T’ang En-p’u (1881-1961), his original name was Chao-p’u, later name was En-p’u, tzu Ch’i-chan, T’ien-ju, hao Yu-pai, the Red Swastika Society granted him the religious name Hao-han, his studio name was T’eng-hsiang Shih, he was a native of Hsinhui, Kwangtung province. He attained his chü-jen degree in the twenty ninth year of the Kuang-hsü reign (1903), and at the age of twenty seven he taught Chinese at the Liang-kwang kung-yeh hsüeh-t’ang.

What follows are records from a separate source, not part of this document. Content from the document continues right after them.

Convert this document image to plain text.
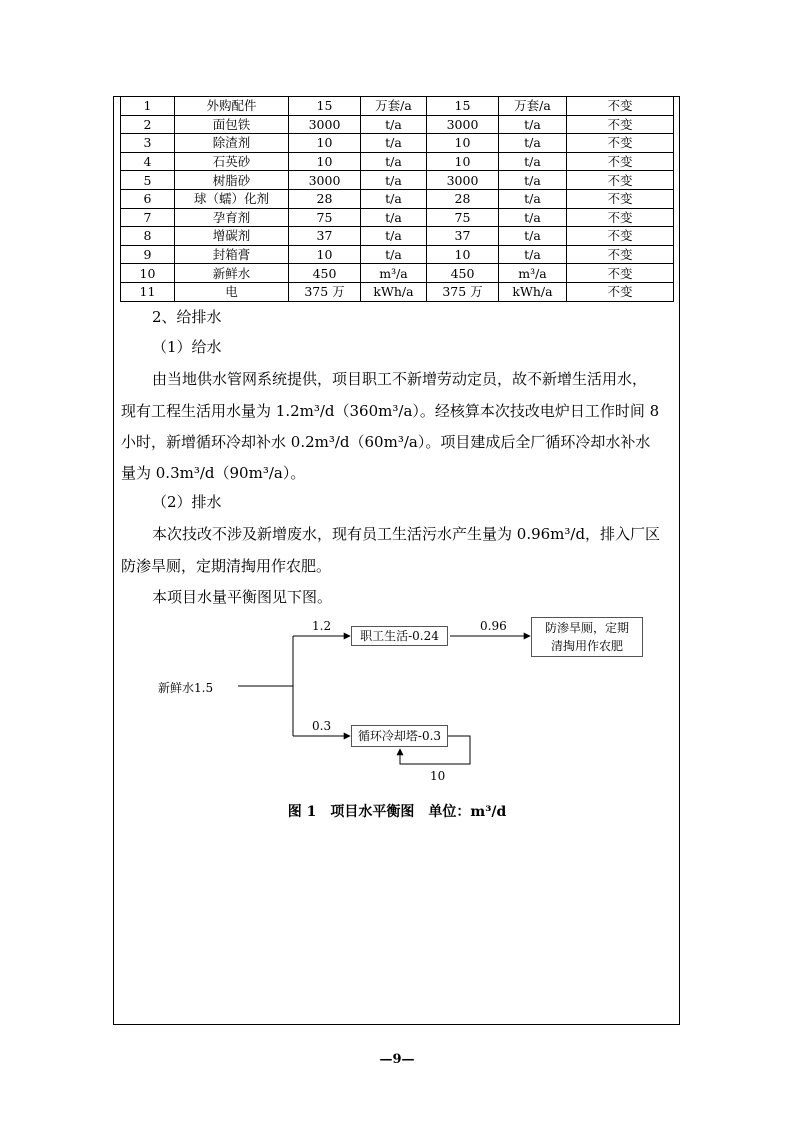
1	外购配件	15	万套/a	15	万套/a	不变
2	面包铁	3000	t/a	3000	t/a	不变
3	除渣剂	10	t/a	10	t/a	不变
4	石英砂	10	t/a	10	t/a	不变
5	树脂砂	3000	t/a	3000	t/a	不变
6	球（蠕）化剂	28	t/a	28	t/a	不变
7	孕育剂	75	t/a	75	t/a	不变
8	增碳剂	37	t/a	37	t/a	不变
9	封箱膏	10	t/a	10	t/a	不变
10	新鲜水	450	m³/a	450	m³/a	不变
11	电	375 万	kWh/a	375 万	kWh/a	不变
2、给排水
（1）给水
由当地供水管网系统提供，项目职工不新增劳动定员，故不新增生活用水，
现有工程生活用水量为 1.2m³/d（360m³/a）。经核算本次技改电炉日工作时间 8
小时，新增循环冷却补水 0.2m³/d（60m³/a）。项目建成后全厂循环冷却水补水
量为 0.3m³/d（90m³/a）。
（2）排水
本次技改不涉及新增废水，现有员工生活污水产生量为 0.96m³/d，排入厂区
防渗旱厕，定期清掏用作农肥。
本项目水量平衡图见下图。
新鲜水1.5
1.2
职工生活-0.24
0.96	防渗旱厕，定期
清掏用作农肥
0.3
循环冷却塔-0.3
10
图 1　项目水平衡图　单位：m³/d
—9—
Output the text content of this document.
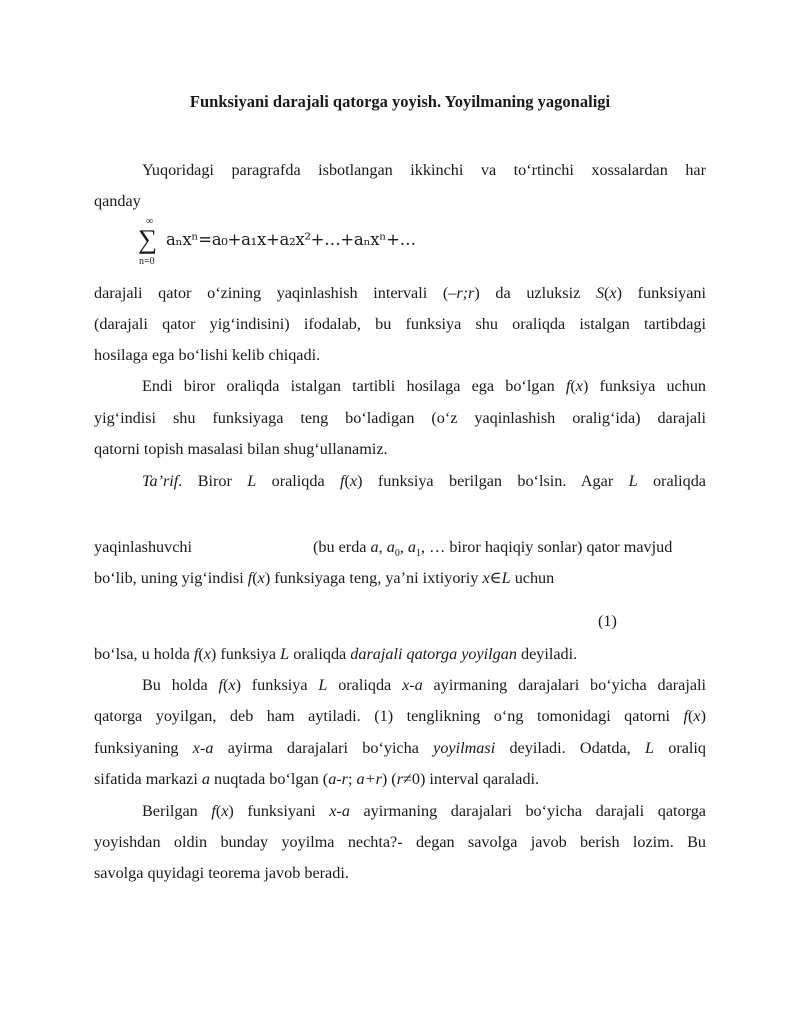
Funksiyani darajali qatorga yoyish. Yoyilmaning yagonaligi
Yuqoridagi paragrafda isbotlangan ikkinchi va to‘rtinchi xossalardan har
qanday
∞
∑
n=0
aₙxⁿ=a₀+a₁x+a₂x²+…+aₙxⁿ+…
darajali qator o‘zining yaqinlashish intervali (–r;r) da uzluksiz S(x) funksiyani
(darajali qator yig‘indisini) ifodalab, bu funksiya shu oraliqda istalgan tartibdagi
hosilaga ega bo‘lishi kelib chiqadi.
Endi biror oraliqda istalgan tartibli hosilaga ega bo‘lgan f(x) funksiya uchun
yig‘indisi shu funksiyaga teng bo‘ladigan (o‘z yaqinlashish oralig‘ida) darajali
qatorni topish masalasi bilan shug‘ullanamiz.
Ta’rif. Biror L oraliqda f(x) funksiya berilgan bo‘lsin. Agar L oraliqda
yaqinlashuvchi	(bu erda a, $a_0$, $a_1$, … biror haqiqiy sonlar) qator mavjud
bo‘lib, uning yig‘indisi f(x) funksiyaga teng, ya’ni ixtiyoriy x∈L uchun
(1)
bo‘lsa, u holda f(x) funksiya L oraliqda darajali qatorga yoyilgan deyiladi.
Bu holda f(x) funksiya L oraliqda x-a ayirmaning darajalari bo‘yicha darajali
qatorga yoyilgan, deb ham aytiladi. (1) tenglikning o‘ng tomonidagi qatorni f(x)
funksiyaning x-a ayirma darajalari bo‘yicha yoyilmasi deyiladi. Odatda, L oraliq
sifatida markazi a nuqtada bo‘lgan (a-r; a+r) (r≠0) interval qaraladi.
Berilgan f(x) funksiyani x-a ayirmaning darajalari bo‘yicha darajali qatorga
yoyishdan oldin bunday yoyilma nechta?- degan savolga javob berish lozim. Bu
savolga quyidagi teorema javob beradi.
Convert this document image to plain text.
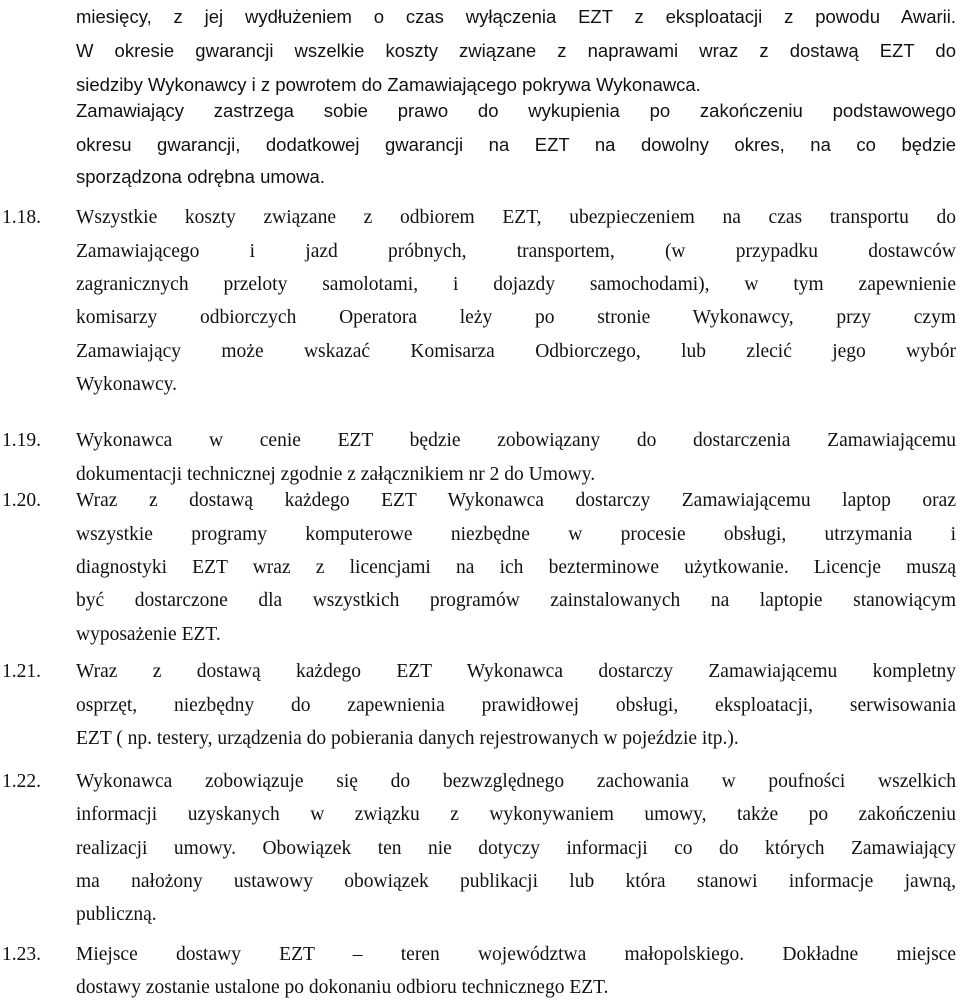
miesięcy, z jej wydłużeniem o czas wyłączenia EZT z eksploatacji z powodu Awarii.
W okresie gwarancji wszelkie koszty związane z naprawami wraz z dostawą EZT do
siedziby Wykonawcy i z powrotem do Zamawiającego pokrywa Wykonawca.
Zamawiający zastrzega sobie prawo do wykupienia po zakończeniu podstawowego
okresu gwarancji, dodatkowej gwarancji na EZT na dowolny okres, na co będzie
sporządzona odrębna umowa.
1.18. Wszystkie koszty związane z odbiorem EZT, ubezpieczeniem na czas transportu do
Zamawiającego i jazd próbnych, transportem, (w przypadku dostawców
zagranicznych przeloty samolotami, i dojazdy samochodami), w tym zapewnienie
komisarzy odbiorczych Operatora leży po stronie Wykonawcy, przy czym
Zamawiający może wskazać Komisarza Odbiorczego, lub zlecić jego wybór
Wykonawcy.
1.19. Wykonawca w cenie EZT będzie zobowiązany do dostarczenia Zamawiającemu
dokumentacji technicznej zgodnie z załącznikiem nr 2 do Umowy.
1.20. Wraz z dostawą każdego EZT Wykonawca dostarczy Zamawiającemu laptop oraz
wszystkie programy komputerowe niezbędne w procesie obsługi, utrzymania i
diagnostyki EZT wraz z licencjami na ich bezterminowe użytkowanie. Licencje muszą
być dostarczone dla wszystkich programów zainstalowanych na laptopie stanowiącym
wyposażenie EZT.
1.21. Wraz z dostawą każdego EZT Wykonawca dostarczy Zamawiającemu kompletny
osprzęt, niezbędny do zapewnienia prawidłowej obsługi, eksploatacji, serwisowania
EZT ( np. testery, urządzenia do pobierania danych rejestrowanych w pojeździe itp.).
1.22. Wykonawca zobowiązuje się do bezwzględnego zachowania w poufności wszelkich
informacji uzyskanych w związku z wykonywaniem umowy, także po zakończeniu
realizacji umowy. Obowiązek ten nie dotyczy informacji co do których Zamawiający
ma nałożony ustawowy obowiązek publikacji lub która stanowi informacje jawną,
publiczną.
1.23. Miejsce dostawy EZT – teren województwa małopolskiego. Dokładne miejsce
dostawy zostanie ustalone po dokonaniu odbioru technicznego EZT.
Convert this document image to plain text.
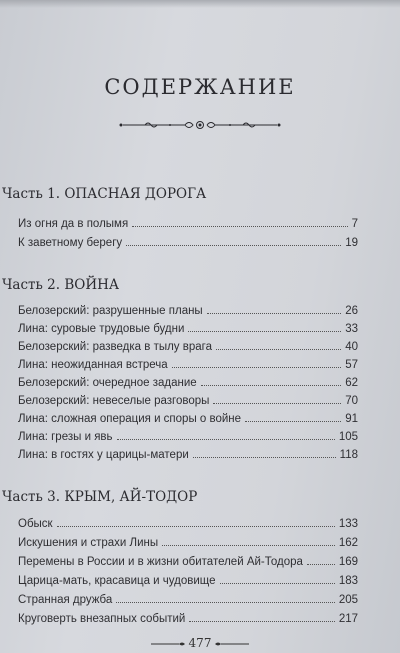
СОДЕРЖАНИЕ
Часть 1. ОПАСНАЯ ДОРОГА
Из огня да в полымя	7
К заветному берегу	19
Часть 2. ВОЙНА
Белозерский: разрушенные планы	26
Лина: суровые трудовые будни	33
Белозерский: разведка в тылу врага	40
Лина: неожиданная встреча	57
Белозерский: очередное задание	62
Белозерский: невеселые разговоры	70
Лина: сложная операция и споры о войне	91
Лина: грезы и явь	105
Лина: в гостях у царицы-матери	118
Часть 3. КРЫМ, АЙ-ТОДОР
Обыск	133
Искушения и страхи Лины	162
Перемены в России и в жизни обитателей Ай-Тодора	169
Царица-мать, красавица и чудовище	183
Странная дружба	205
Круговерть внезапных событий	217
477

He held successive positions as compiler of the Bureau of Historia Ch’ing, and deputy secretary general of the army under Wu P’ei-fu (吳佩孚 1874-1939). He later retired to Hong Kong, and was recognized for his classical writings and rectitude. He was socially active amongst the prominent personages, his friendships included Liang Chi-chao (梁啓超 1873-1929), Huang Chieh (黃節 1873-1935), Lo Tun-jung (羅惇曧 1872-1924), Tseng Hsi-ching (曾習經 1867-1926), Chu Ju-chen (朱汝珍 1870-1942), Chiang K’ung-yin (江孔殷 1864-1952), Huang Pin-hung (黃賓虹 1865-1955), T’ang Ti (湯滌 1878-1948), Chiang Fang-chen (蔣方震 1882-1938), Ch’en Ching-ti (陳敬第 1876-1966), Chang Ch’i-huang (張其鍠 1877-1927), Hsiung Shih-li (熊十力 1885-1968) and many others. He considered himself a classical essayist, and was also acclaimed in Chinese medicine. His only published work is Wen-chang hsüeh (文章學 1961).